Mercredi 15 octobre
Gaspillage alimentaire : près de Rennes, ce couple invente une application « solidaire »
Rédigé par Julien Chaillou
Partagez vos aliments non consommés avec vos voisins (Crédit : Adobe Stock).
Un couple de Bruz lance « Ravively », une application mobile qui permet de partager facilement les aliments non consommés entre voisins afin de lutter contre le gaspillage.
Pourquoi c'est important
- L'an dernier, en France, près de 10 millions de tonnes de produits ont été perdus et gaspillés pour l'alimentation humaine selon l'Agence de la transition écologique (Ademe).
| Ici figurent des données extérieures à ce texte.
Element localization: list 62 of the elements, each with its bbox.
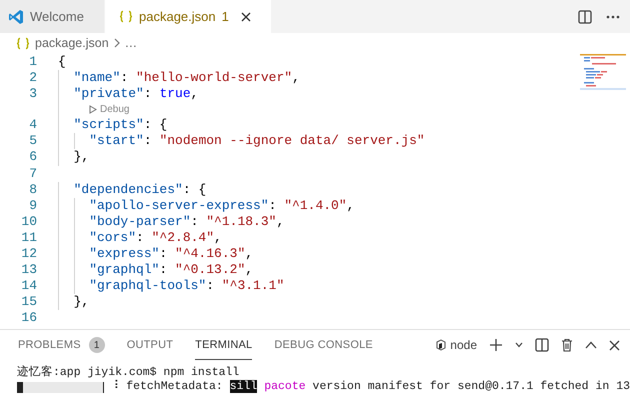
line-number: 9 (28, 198, 37, 214)
problem-count: 1 (222, 9, 229, 24)
chevron-down-icon[interactable] (515, 342, 523, 348)
terminal-line: 迹忆客:app jiyik.com$ npm install (17, 366, 240, 380)
code-line: "graphql": "^0.13.2", (88, 262, 254, 278)
editor-tab[interactable]: package.json 1 (105, 0, 272, 33)
code-line: "private": true, (72, 86, 198, 102)
breadcrumb-item[interactable]: package.json (35, 36, 109, 50)
panel-tab[interactable]: OUTPUT (126, 330, 174, 360)
panel-tab[interactable]: TERMINAL (195, 330, 252, 360)
line-number: 5 (28, 133, 37, 150)
code-line: { (58, 54, 66, 70)
line-number: 8 (28, 182, 37, 198)
line-number: 14 (20, 278, 37, 294)
breadcrumb-item[interactable]: … (124, 36, 138, 50)
split-terminal-icon[interactable] (535, 338, 549, 352)
line-number: 7 (28, 166, 37, 182)
split-editor-icon[interactable] (578, 10, 592, 24)
braces-icon (119, 10, 133, 23)
line-number: 6 (28, 149, 37, 166)
count-badge: 1 (88, 337, 105, 353)
tab-label: package.json (139, 9, 216, 24)
terminal-selector[interactable]: node (435, 338, 477, 352)
line-number: 16 (20, 310, 37, 326)
line-number: 4 (28, 117, 37, 134)
code-line: "apollo-server-express": "^1.4.0", (88, 198, 354, 214)
tab-label: Welcome (30, 9, 84, 24)
debug-codelens[interactable]: Debug (89, 102, 130, 118)
line-number: 10 (20, 214, 37, 230)
line-number: 13 (20, 262, 37, 278)
line-number: 2 (28, 70, 37, 86)
line-number: 15 (20, 294, 37, 310)
braces-icon (16, 36, 30, 50)
panel-tab[interactable]: DEBUG CONSOLE (274, 330, 373, 360)
code-line: "scripts": { (72, 117, 168, 134)
close-icon (240, 12, 251, 22)
code-line: "graphql-tools": "^3.1.1" (88, 278, 284, 294)
play-icon (89, 105, 97, 114)
code-line: "name": "hello-world-server", (72, 70, 300, 86)
close-icon[interactable] (609, 340, 620, 350)
terminal-icon (435, 339, 446, 351)
code-line: "cors": "^2.8.4", (88, 230, 222, 246)
chevron-up-icon[interactable] (585, 341, 597, 349)
add-icon[interactable] (489, 338, 503, 352)
code-line: "express": "^4.16.3", (88, 246, 254, 262)
panel-tab[interactable]: PROBLEMS 1 (18, 330, 105, 360)
more-actions-icon[interactable] (606, 14, 620, 18)
line-number: 3 (28, 86, 37, 102)
code-line: }, (72, 294, 90, 310)
code-line: "start": "nodemon --ignore data/ server.js" (88, 133, 425, 150)
minimap-drawing[interactable] (580, 54, 626, 90)
line-number: 11 (20, 230, 37, 246)
code-line: }, (72, 149, 90, 166)
code-line: "body-parser": "^1.18.3", (88, 214, 284, 230)
code-line: "dependencies": { (72, 182, 206, 198)
trash-icon[interactable] (561, 338, 573, 352)
chevron-right-icon (114, 38, 120, 48)
line-number: 12 (20, 246, 37, 262)
line-number: 1 (28, 54, 37, 70)
editor-tab[interactable]: Welcome (0, 0, 105, 33)
vscode-logo-icon (8, 8, 24, 24)
terminal-line: ⠸ fetchMetadata: sill pacote version manifest for send@0.17.1 fetched in 13 (110, 380, 630, 394)
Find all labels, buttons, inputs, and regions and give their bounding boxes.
- Cela représente environ 150 kg de déchets alimentaires par an par habitant.
- « Nous voulons faire de ce gaspillage massif une ressource et recréer de la solidarité entre les habitants alors que près d'1 Français sur 4 ne mange pas à sa faim », argue Marine Kervella, co-fondatrice de l'application Ravively avec son compagnon, Kévin Boulanger.
Le concept
- Pour cela, ils ont tout les 2 quitté leur emploi en fin d'année dernière pour se lancer dans l'entrepreneuriat. Leur idée : créer un système de donation entre particuliers habitant le même secteur - dans un rayon de 20 km - pour engendrer un « cercle de solidarité ».
- « Vous proposez un aliment que vous n'allez pas consommer en créant une annonce en quelques secondes. Les utilisateurs situés à proximité peuvent alors réserver en ligne puis prendre contact avec vous pour récupérer la nourriture », explique Kévin Boulanger.
- « Par exemple, vous achetez des yaourts que vous n'aimez pas. Plutôt que de les jeter à la poubelle, vous pouvez les donner à quelqu'un », décrit-il.
- « Cela fonctionne aussi avec les restes consommables de certains plats. Plutôt que de les laisser traîner dans votre réfrigérateur, vous les partagez avec quelqu'un », appuie Marine Kervella.
Comment ça marche ?
- Pour éviter tout problème lié à l'hygiène, le couple a mis en place plusieurs « garde-fous techniques » sur l'application : « Dans les annonces, il faut entrer la date de péremption du produit. Si c'est un plat cuisiné, il faut indiquer la date de réalisation. Il ne sera possible de le donner que pendant 48h ».
- « Chaque donateur peut aussi indiquer le niveau d'épice de ses aliments et mentionner s'ils sont halal, casher, végan, végétarien ou sans gluten », précise Marine Kervella.
- « Nous voulons être complémentaires des associations alimentaires. Avec l'application, il n'y a pas d'horaires, pas de lieu spécifique où se déplacer. Elle permet aussi de retirer le côté stigmatisant où l'on doit calculer ses droits pour en bénéficier », défend l'entrepreneure.
- « Par ailleurs, il n'y a pas les donateurs d'un côté et de l'autre ceux qui récupèrent la nourriture. Pour profiter d'un don, il faut obtenir des crédits en donnant soi-même de la nourriture », rapporte le couple qui veut ainsi donner naissance à une « chaîne vertueuse ».